At the summit there wasn't much room for too many people to stop and have a rest but the views are some of the best you can get in the area, looking down Queenstown and across the lake to the Remarkables to the South and South East, Bowen Peak and Coronet Peak to the East, Moke Lake beneath and Mt Crichton to the West and the Richardson and Harris Mountains to the North - a truly fantastic reward for a such a demanding climb!

Reaching spiritual enlightenment on the top of Ben Lomond!


The distinctive peak of Mt Aspiring/ Tititea (3,027m) in the centre 

The Centaur Peaks over towards Glenorchy

Mt Earnslaw (2, 819m) aka the Misty Mountains from LOTR!

A little closer to home, Coronet Peak (1,651m)






























Panoramic view of the Wakatipu Basin from the top of Ben Lomond - click here to view in hi-res

View of Lake Wakatipu towards the Richardson Mountains - click here to view in hi-res

View from the top of Ben Lomond towards the Crown Range - click here to view in hi-res





Heading back down it's a little more challenging as our legs we're a bit like jelly and the track a little slippery.
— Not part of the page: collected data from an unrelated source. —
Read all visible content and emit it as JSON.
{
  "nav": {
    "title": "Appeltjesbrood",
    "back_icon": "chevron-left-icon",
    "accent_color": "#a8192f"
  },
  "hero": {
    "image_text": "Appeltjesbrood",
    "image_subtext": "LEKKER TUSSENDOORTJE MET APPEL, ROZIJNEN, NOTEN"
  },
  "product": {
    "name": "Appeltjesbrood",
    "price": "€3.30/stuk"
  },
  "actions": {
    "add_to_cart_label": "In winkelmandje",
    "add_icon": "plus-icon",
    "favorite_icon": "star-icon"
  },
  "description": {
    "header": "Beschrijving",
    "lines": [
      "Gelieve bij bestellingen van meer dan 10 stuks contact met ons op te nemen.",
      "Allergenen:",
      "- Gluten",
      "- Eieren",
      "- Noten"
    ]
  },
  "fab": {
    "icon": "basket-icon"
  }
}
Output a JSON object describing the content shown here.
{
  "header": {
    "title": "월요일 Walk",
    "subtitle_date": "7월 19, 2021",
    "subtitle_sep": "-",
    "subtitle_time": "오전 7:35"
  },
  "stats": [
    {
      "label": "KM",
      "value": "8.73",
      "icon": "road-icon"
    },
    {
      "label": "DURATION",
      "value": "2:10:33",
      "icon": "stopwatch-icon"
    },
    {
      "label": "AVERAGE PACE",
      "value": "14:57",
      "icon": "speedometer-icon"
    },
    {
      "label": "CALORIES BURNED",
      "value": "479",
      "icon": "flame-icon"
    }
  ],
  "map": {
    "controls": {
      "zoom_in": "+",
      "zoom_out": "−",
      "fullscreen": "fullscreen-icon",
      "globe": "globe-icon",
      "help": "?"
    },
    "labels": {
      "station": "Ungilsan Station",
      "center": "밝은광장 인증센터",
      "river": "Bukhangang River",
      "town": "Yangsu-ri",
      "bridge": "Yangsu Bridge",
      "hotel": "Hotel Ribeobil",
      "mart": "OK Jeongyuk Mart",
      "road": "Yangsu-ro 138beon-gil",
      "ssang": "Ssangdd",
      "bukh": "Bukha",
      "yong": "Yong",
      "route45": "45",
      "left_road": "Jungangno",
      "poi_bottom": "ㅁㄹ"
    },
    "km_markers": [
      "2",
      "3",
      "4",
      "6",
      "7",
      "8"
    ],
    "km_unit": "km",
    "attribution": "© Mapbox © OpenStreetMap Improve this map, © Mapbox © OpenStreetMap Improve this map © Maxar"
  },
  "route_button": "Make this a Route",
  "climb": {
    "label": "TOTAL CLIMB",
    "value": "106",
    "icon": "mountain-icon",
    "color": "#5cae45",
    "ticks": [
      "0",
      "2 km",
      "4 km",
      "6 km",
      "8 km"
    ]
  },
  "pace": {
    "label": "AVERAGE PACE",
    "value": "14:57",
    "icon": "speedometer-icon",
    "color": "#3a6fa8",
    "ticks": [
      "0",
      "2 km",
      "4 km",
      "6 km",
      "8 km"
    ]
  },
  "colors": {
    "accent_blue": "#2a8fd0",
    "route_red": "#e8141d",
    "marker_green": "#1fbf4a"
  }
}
Personally, I found that the walk to the top wasn't as bad as coming back down, which wrecked my feet, however, Lizzie would have to disagree in that coming down was far easier than going up! At least I got some well earned blisters!

We were up higher than the helicopters were flying!

















Once we reached the saddle, we could hear Keas (mountain parrots found in the South Island) screeching in the distance) but couldn't see them. By the time we had walked all the way back to the Skyline gondala building we decided that we had enough of walking and sneaked onto the gondola to get a ride back into town for free and to reward ourselves with a well earned Fergburger! We were really glad that we did the Ben Lomond Track it definitely the most epic of all the walks we've done so far and possibly the highest we ever climbed.